The year after the European tour, she was hired back and has been with Skynyrd ever since.

“It’s really great,” says Carol when asked what it’s like to part of a Rock and Roll Hall of Fame band. “The fans make it all worth it.

“I don’t really have a whole bunch of responsibility except you have to sing well. Have a good attitude.
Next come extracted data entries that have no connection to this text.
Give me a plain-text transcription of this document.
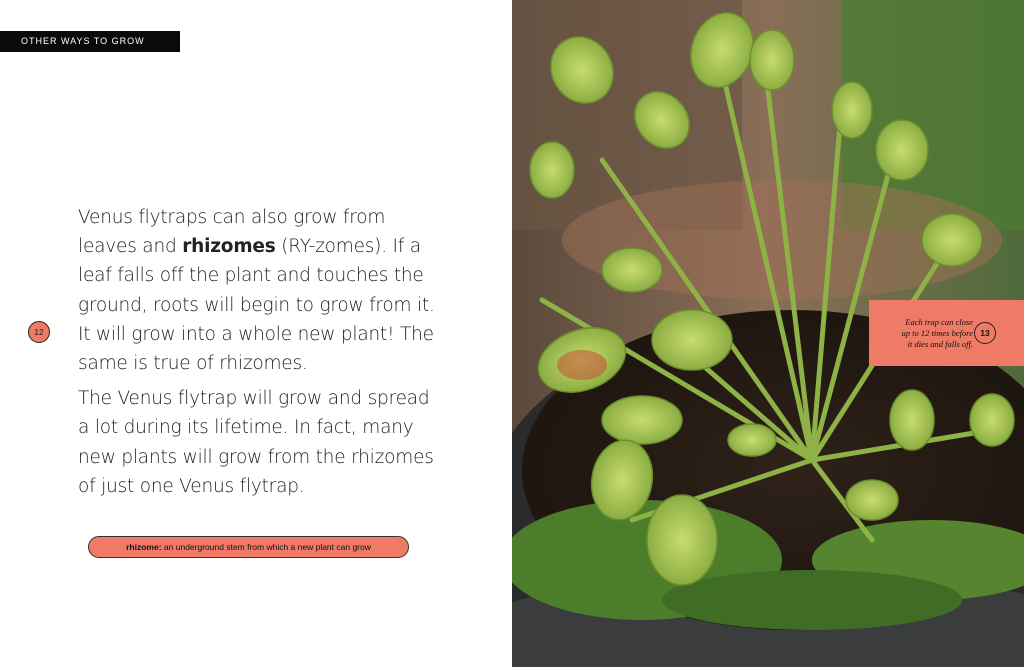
OTHER WAYS TO GROW

Venus flytraps can also grow from leaves and rhizomes (RY-zomes). If a leaf falls off the plant and touches the ground, roots will begin to grow from it. It will grow into a whole new plant! The same is true of rhizomes.

The Venus flytrap will grow and spread a lot during its lifetime. In fact, many new plants will grow from the rhizomes of just one Venus flytrap.

12
rhizome: an underground stem from which a new plant can grow
Each trap can close
up to 12 times before
it dies and falls off.
13
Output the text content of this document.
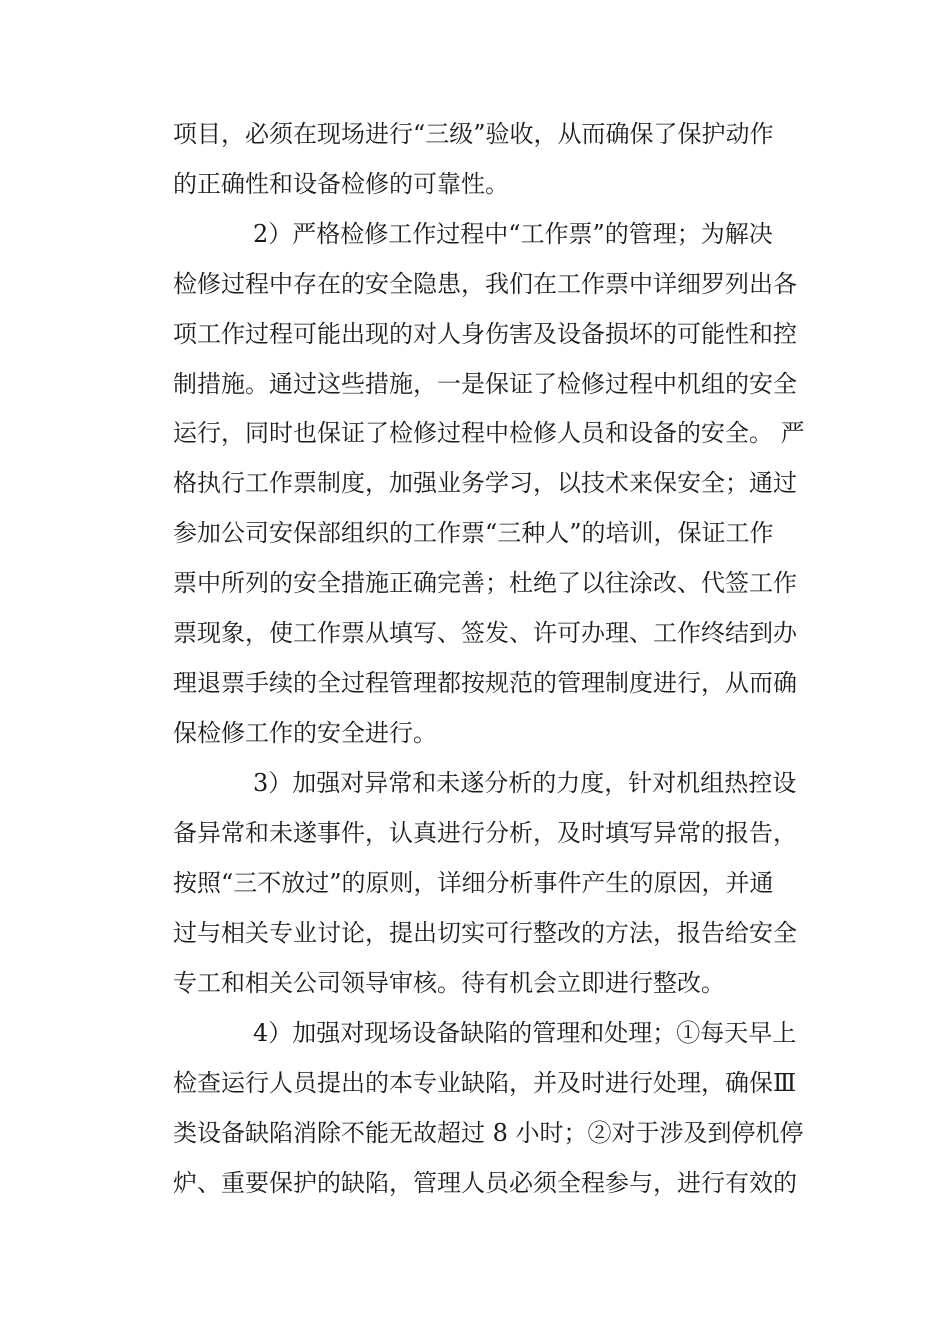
项目，必须在现场进行“三级”验收，从而确保了保护动作
的正确性和设备检修的可靠性。
2）严格检修工作过程中“工作票”的管理；为解决
检修过程中存在的安全隐患，我们在工作票中详细罗列出各
项工作过程可能出现的对人身伤害及设备损坏的可能性和控
制措施。通过这些措施，一是保证了检修过程中机组的安全
运行，同时也保证了检修过程中检修人员和设备的安全。 严
格执行工作票制度，加强业务学习，以技术来保安全；通过
参加公司安保部组织的工作票“三种人”的培训，保证工作
票中所列的安全措施正确完善；杜绝了以往涂改、代签工作
票现象，使工作票从填写、签发、许可办理、工作终结到办
理退票手续的全过程管理都按规范的管理制度进行，从而确
保检修工作的安全进行。
3）加强对异常和未遂分析的力度，针对机组热控设
备异常和未遂事件，认真进行分析，及时填写异常的报告，
按照“三不放过”的原则，详细分析事件产生的原因，并通
过与相关专业讨论，提出切实可行整改的方法，报告给安全
专工和相关公司领导审核。待有机会立即进行整改。
4）加强对现场设备缺陷的管理和处理；①每天早上
检查运行人员提出的本专业缺陷，并及时进行处理，确保Ⅲ
类设备缺陷消除不能无故超过 8 小时；②对于涉及到停机停
炉、重要保护的缺陷，管理人员必须全程参与，进行有效的
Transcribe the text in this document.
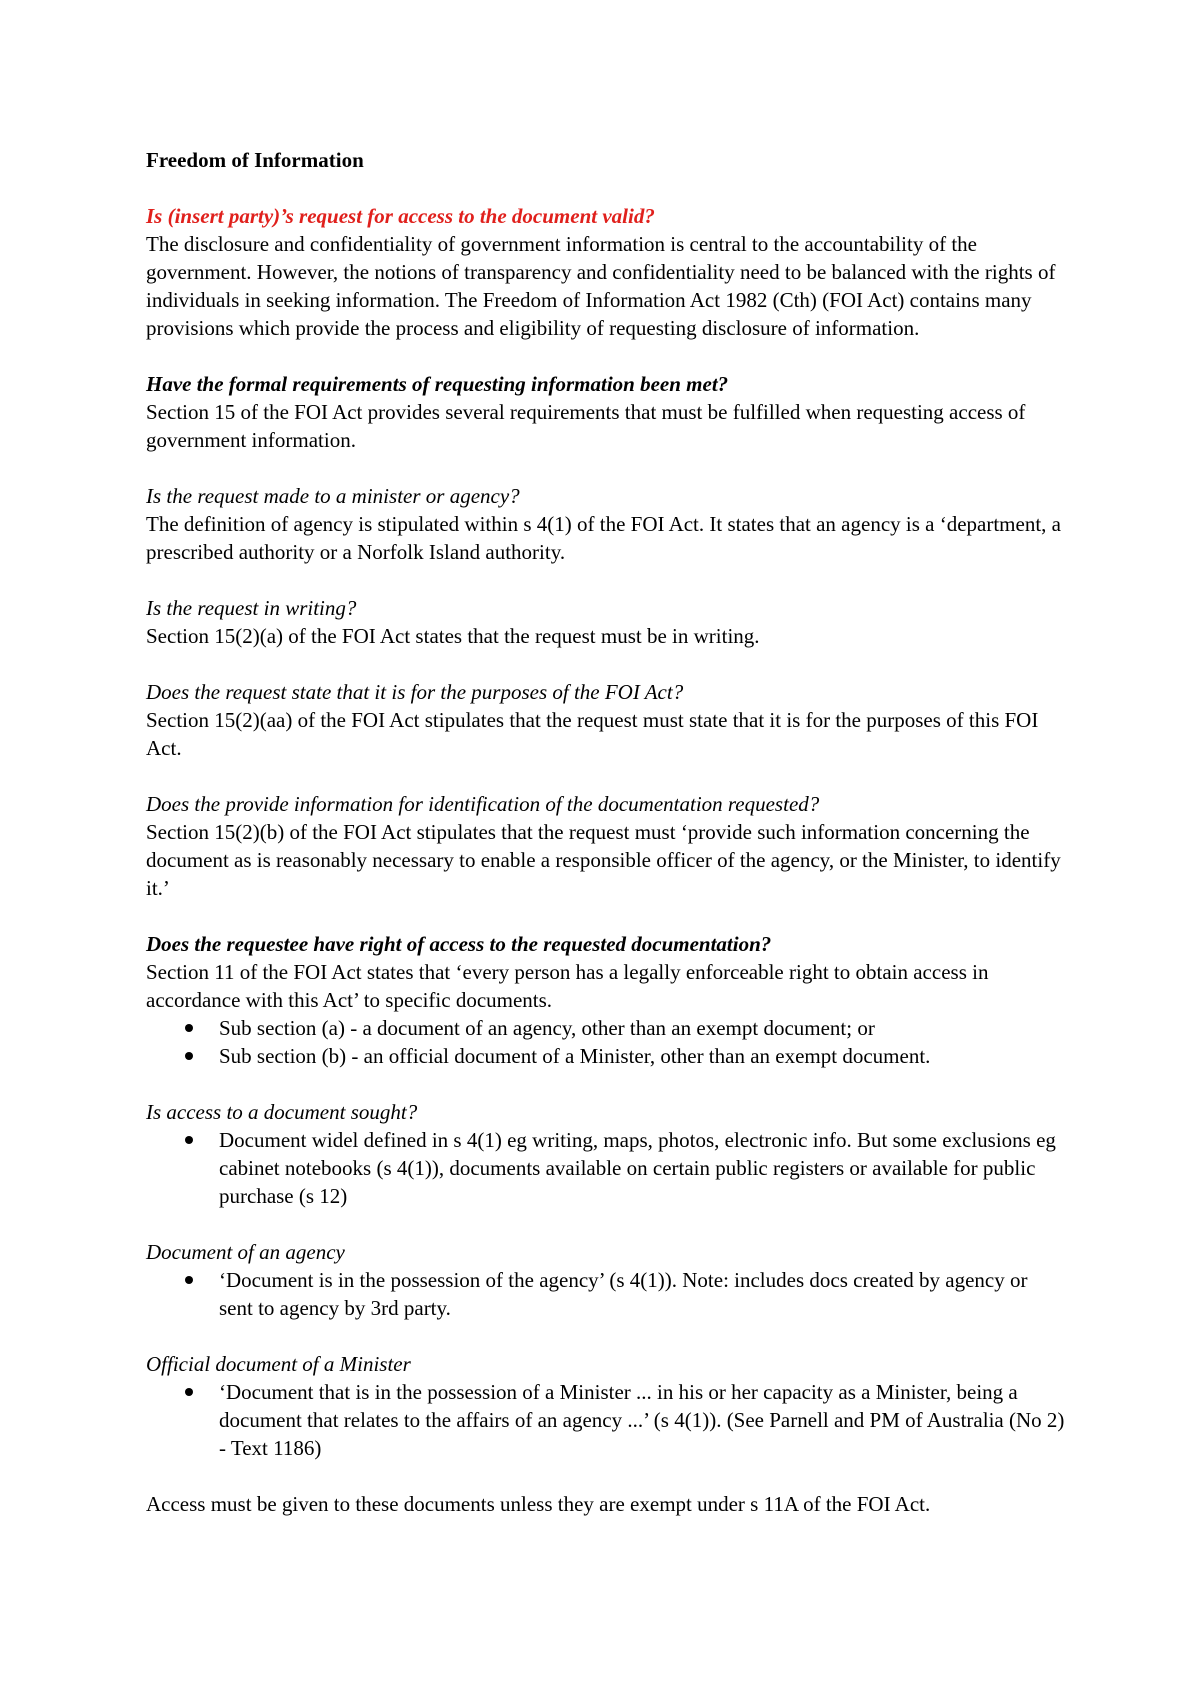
Freedom of Information

Is (insert party)’s request for access to the document valid?

The disclosure and confidentiality of government information is central to the accountability of the government. However, the notions of transparency and confidentiality need to be balanced with the rights of individuals in seeking information. The Freedom of Information Act 1982 (Cth) (FOI Act) contains many provisions which provide the process and eligibility of requesting disclosure of information.

Have the formal requirements of requesting information been met?

Section 15 of the FOI Act provides several requirements that must be fulfilled when requesting access of government information.

Is the request made to a minister or agency?

The definition of agency is stipulated within s 4(1) of the FOI Act. It states that an agency is a ‘department, a prescribed authority or a Norfolk Island authority.

Is the request in writing?

Section 15(2)(a) of the FOI Act states that the request must be in writing.

Does the request state that it is for the purposes of the FOI Act?

Section 15(2)(aa) of the FOI Act stipulates that the request must state that it is for the purposes of this FOI Act.

Does the provide information for identification of the documentation requested?

Section 15(2)(b) of the FOI Act stipulates that the request must ‘provide such information concerning the document as is reasonably necessary to enable a responsible officer of the agency, or the Minister, to identify it.’

Does the requestee have right of access to the requested documentation?

Section 11 of the FOI Act states that ‘every person has a legally enforceable right to obtain access in accordance with this Act’ to specific documents.

Sub section (a) - a document of an agency, other than an exempt document; or
Sub section (b) - an official document of a Minister, other than an exempt document.

Is access to a document sought?

Document widel defined in s 4(1) eg writing, maps, photos, electronic info. But some exclusions eg cabinet notebooks (s 4(1)), documents available on certain public registers or available for public purchase (s 12)

Document of an agency

‘Document is in the possession of the agency’ (s 4(1)). Note: includes docs created by agency or sent to agency by 3rd party.

Official document of a Minister

‘Document that is in the possession of a Minister ... in his or her capacity as a Minister, being a document that relates to the affairs of an agency ...’ (s 4(1)). (See Parnell and PM of Australia (No 2) - Text 1186)

Access must be given to these documents unless they are exempt under s 11A of the FOI Act.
Try to look good. And you got it.”

The band toured nearly continuously until the COVID-19 pandemic, taking Carol all over the world to perform for crowds as large as 110,000 people (2008 Bama Jam in Enterprise, Alabama).

“It’s exciting, you know, all the people there to see you. Over the years, I’ve gotten to know a lot of different people and so I always have friends on my guest list that I can hang out with before the show. So, it's really great. Even if you're having kind of a down day for some reason, you just feel great after that. And there’s always pizza at midnight.”

Chase says she is grateful for the career she has carved out for herself, especially when she considers the dreams she had singing with a friend on Main Street in Stanley as a teen.

“My daughter asked, “How did you do this?” I said, “I really don’t know.” One thing led to another. I would go to the next gig. I would get a call. It’s something I can’t believe sometimes.”